Com o evento da eletricidade a partir de 1881 e a redefinição de calçadas, as vitrines de grandes departamentos se tornaram os grandes atrativos para o público. A Gallerie Lafayette, por exemplo, é a primeira a promover a iluminação das calçadas com a luz de suas vitrines. Além disso, para transformar boutiques em cenas cotidianas, essa loja de departamentos parisiense é a percussora em utilizar manequins, conferindo vida `as últimas tendências de moda.

Parodaxamente no entanto, a vitrine criava uma barreira física entre consumidor e a mercadoria. Por isso, aos poucos, surgem as primeiras tentativas de criação de vitrines que incentivavam o acesso espontâneo de clientes `as lojas . Seja pelo posicionamento de entradas localizadas em esquinas,  ou por vitrines em forma de corredores ou portas automatizadas – todas são maneiras pensadas para, sutilmente,  induzir o fluxo de clientes para o interior da loja.

A EVOLUÇÃO do MERCHANDISING

As técnicas meticulosas na organização e exposição de mercadorias são chamadas de merchandising, e reúnem todas as regras para a valorização de produtos nos ambientes de venda. Por elas entendemos desde a localização dos produtos a venda, a superfície do espaço onde estará a mercadoria, a quantidade de produtos, o modo de organização em displays ou prateleiras e a natureza do material de sinalização e publicidade (etiquetas, painéis).

Interior eclético e flexível renova o olhar do interior da loja conceito Collette, na rue St. Honoré em Paris.

Com o tempo essas técnicas se sofisticaram.
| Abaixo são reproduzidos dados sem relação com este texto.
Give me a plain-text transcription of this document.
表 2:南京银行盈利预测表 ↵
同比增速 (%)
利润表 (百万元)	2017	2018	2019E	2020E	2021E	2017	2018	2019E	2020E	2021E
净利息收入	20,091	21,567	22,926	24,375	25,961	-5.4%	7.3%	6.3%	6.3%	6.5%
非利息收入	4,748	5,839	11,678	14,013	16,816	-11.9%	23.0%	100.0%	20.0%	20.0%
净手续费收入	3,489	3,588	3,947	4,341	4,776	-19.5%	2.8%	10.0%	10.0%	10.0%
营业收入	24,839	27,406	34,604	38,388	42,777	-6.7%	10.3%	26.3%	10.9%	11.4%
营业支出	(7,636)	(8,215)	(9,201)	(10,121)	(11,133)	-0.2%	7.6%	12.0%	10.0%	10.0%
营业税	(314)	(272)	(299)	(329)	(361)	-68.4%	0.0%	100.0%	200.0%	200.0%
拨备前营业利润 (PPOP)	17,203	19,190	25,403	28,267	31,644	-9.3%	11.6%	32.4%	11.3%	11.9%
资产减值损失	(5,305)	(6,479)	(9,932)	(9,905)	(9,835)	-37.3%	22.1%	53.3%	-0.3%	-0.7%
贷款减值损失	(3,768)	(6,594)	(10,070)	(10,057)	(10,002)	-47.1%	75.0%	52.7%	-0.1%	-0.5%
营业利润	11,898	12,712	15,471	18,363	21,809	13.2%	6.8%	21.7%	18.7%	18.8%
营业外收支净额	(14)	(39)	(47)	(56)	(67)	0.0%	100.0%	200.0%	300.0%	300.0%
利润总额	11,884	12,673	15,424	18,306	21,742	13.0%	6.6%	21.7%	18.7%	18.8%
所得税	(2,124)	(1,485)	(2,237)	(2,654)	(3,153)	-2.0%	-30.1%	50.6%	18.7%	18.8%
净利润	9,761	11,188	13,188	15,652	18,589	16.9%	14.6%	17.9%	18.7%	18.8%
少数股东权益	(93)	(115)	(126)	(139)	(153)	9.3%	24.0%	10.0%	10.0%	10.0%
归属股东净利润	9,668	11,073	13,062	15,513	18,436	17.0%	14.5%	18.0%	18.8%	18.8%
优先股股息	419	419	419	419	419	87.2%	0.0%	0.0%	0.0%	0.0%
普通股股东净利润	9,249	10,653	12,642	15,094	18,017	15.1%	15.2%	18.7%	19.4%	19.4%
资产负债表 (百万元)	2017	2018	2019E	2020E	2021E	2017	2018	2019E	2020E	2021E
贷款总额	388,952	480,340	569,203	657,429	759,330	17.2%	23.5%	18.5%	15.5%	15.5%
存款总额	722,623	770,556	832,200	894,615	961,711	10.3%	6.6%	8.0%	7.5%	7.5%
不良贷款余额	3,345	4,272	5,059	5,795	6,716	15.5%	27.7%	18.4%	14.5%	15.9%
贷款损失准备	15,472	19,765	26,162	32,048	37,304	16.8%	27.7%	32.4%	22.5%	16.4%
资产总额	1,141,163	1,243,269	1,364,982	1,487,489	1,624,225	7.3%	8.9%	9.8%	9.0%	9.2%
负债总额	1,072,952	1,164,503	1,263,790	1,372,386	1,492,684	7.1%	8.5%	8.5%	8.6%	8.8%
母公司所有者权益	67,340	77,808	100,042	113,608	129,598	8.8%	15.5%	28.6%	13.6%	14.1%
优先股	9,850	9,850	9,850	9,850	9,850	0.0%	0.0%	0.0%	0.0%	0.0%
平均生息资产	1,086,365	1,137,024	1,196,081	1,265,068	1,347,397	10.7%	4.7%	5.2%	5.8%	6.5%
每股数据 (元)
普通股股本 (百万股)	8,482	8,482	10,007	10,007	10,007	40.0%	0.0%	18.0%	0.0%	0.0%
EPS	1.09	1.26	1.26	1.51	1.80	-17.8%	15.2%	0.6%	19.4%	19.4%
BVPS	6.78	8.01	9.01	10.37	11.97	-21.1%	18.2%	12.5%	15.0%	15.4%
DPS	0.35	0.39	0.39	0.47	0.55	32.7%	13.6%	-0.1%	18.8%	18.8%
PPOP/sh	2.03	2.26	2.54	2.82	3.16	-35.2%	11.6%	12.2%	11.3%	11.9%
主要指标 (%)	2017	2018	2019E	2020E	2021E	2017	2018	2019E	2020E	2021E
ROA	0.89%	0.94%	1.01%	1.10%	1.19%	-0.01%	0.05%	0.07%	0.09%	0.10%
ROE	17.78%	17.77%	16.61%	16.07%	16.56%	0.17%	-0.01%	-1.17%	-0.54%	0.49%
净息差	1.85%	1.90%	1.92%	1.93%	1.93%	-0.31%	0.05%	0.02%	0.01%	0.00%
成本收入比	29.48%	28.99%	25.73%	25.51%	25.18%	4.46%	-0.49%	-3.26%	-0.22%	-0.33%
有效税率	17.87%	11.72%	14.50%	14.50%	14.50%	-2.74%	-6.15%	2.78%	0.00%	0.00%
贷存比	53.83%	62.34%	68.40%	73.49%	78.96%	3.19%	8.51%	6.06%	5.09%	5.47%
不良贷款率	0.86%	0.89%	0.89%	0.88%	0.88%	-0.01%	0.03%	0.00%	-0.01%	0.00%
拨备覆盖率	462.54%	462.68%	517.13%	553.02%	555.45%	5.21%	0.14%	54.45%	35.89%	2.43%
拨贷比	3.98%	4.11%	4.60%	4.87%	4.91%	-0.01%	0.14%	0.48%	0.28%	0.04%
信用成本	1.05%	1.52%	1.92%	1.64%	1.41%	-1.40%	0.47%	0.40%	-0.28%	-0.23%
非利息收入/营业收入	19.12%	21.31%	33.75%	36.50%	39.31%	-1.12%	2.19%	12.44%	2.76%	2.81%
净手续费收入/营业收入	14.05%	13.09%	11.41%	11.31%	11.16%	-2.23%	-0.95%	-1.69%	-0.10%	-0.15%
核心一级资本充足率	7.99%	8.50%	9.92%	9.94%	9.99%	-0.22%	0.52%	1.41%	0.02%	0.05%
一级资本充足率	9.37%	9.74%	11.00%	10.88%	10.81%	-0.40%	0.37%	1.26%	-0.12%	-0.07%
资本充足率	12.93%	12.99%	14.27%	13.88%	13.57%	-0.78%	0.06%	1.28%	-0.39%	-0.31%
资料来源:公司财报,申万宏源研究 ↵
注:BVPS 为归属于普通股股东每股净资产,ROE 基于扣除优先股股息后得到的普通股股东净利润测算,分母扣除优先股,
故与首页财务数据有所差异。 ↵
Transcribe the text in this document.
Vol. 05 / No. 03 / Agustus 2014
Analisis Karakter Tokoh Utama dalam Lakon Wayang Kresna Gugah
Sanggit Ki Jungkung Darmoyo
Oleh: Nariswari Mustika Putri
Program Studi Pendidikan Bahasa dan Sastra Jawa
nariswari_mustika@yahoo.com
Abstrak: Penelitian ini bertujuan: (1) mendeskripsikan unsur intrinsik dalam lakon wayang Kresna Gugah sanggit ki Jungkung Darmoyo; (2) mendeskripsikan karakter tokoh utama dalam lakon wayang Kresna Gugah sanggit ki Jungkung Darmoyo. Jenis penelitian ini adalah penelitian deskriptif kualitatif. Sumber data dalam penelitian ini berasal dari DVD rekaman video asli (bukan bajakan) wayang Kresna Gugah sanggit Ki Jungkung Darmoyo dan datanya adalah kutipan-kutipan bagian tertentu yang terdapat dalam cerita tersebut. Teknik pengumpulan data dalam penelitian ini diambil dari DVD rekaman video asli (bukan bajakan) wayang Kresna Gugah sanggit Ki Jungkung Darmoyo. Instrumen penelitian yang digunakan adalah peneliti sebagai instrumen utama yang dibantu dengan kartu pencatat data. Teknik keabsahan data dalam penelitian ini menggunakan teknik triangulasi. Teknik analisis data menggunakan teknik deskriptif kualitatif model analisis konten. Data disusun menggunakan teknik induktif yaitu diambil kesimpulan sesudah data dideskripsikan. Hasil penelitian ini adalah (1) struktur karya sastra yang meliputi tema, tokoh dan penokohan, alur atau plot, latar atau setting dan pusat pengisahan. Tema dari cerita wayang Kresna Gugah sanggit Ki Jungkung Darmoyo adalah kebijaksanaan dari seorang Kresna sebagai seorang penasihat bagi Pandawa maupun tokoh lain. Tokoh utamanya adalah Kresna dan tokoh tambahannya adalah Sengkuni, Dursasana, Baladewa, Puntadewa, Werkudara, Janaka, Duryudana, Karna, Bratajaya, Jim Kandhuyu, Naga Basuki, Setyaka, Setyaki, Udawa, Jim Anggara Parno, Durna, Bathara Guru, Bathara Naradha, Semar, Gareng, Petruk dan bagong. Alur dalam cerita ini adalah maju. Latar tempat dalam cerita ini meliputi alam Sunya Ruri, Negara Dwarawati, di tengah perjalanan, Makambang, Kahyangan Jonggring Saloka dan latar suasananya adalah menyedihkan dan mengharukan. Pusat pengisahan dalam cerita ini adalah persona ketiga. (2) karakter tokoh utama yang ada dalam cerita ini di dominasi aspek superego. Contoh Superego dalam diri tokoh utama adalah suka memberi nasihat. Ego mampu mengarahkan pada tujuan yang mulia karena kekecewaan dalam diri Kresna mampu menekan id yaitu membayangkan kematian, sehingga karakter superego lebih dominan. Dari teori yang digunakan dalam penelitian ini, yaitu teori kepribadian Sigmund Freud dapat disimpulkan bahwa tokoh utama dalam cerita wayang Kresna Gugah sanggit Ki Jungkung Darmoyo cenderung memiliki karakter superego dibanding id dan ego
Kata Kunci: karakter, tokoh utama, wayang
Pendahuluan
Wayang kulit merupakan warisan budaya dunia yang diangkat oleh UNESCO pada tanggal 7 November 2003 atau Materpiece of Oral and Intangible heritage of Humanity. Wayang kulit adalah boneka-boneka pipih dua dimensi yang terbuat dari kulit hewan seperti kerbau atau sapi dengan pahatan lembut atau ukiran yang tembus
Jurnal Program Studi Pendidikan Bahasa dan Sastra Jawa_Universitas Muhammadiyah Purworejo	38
Uma série variada de técnicas de sedução foram elaboradas, como consequência de um contexto de concorrência cada dia mais intensa na oferta de produtos.

Desde a maior visibilidade de um produto na extremidade de uma prateleira ao alcance das mãos, até a escolha da localização numa esquina movimentada, tudo deve ser levado em conta para facilitar o acesso e a comunicação visual da marca com seu cliente em potencial.

O tom rosa, preto e neoclássico da fachada e vitrine da loja de langerie de luxo Chantal Thomas inspira os passantes com o clima de boudoir e fantasia.

A escolha cromática (vermelho e amarelo – ótimas opções para sugerir liquidação), o posicionamento empilhado de produtos (que sugerem oferta promocional e bom preço), e até a escolha de expor um único produto isolado (sugestão de exclusividade e valor), as técnicas de visual merchadising evoluíram como vetores de comunicação poderosos diante de um cenário de consumo multidisciplinar.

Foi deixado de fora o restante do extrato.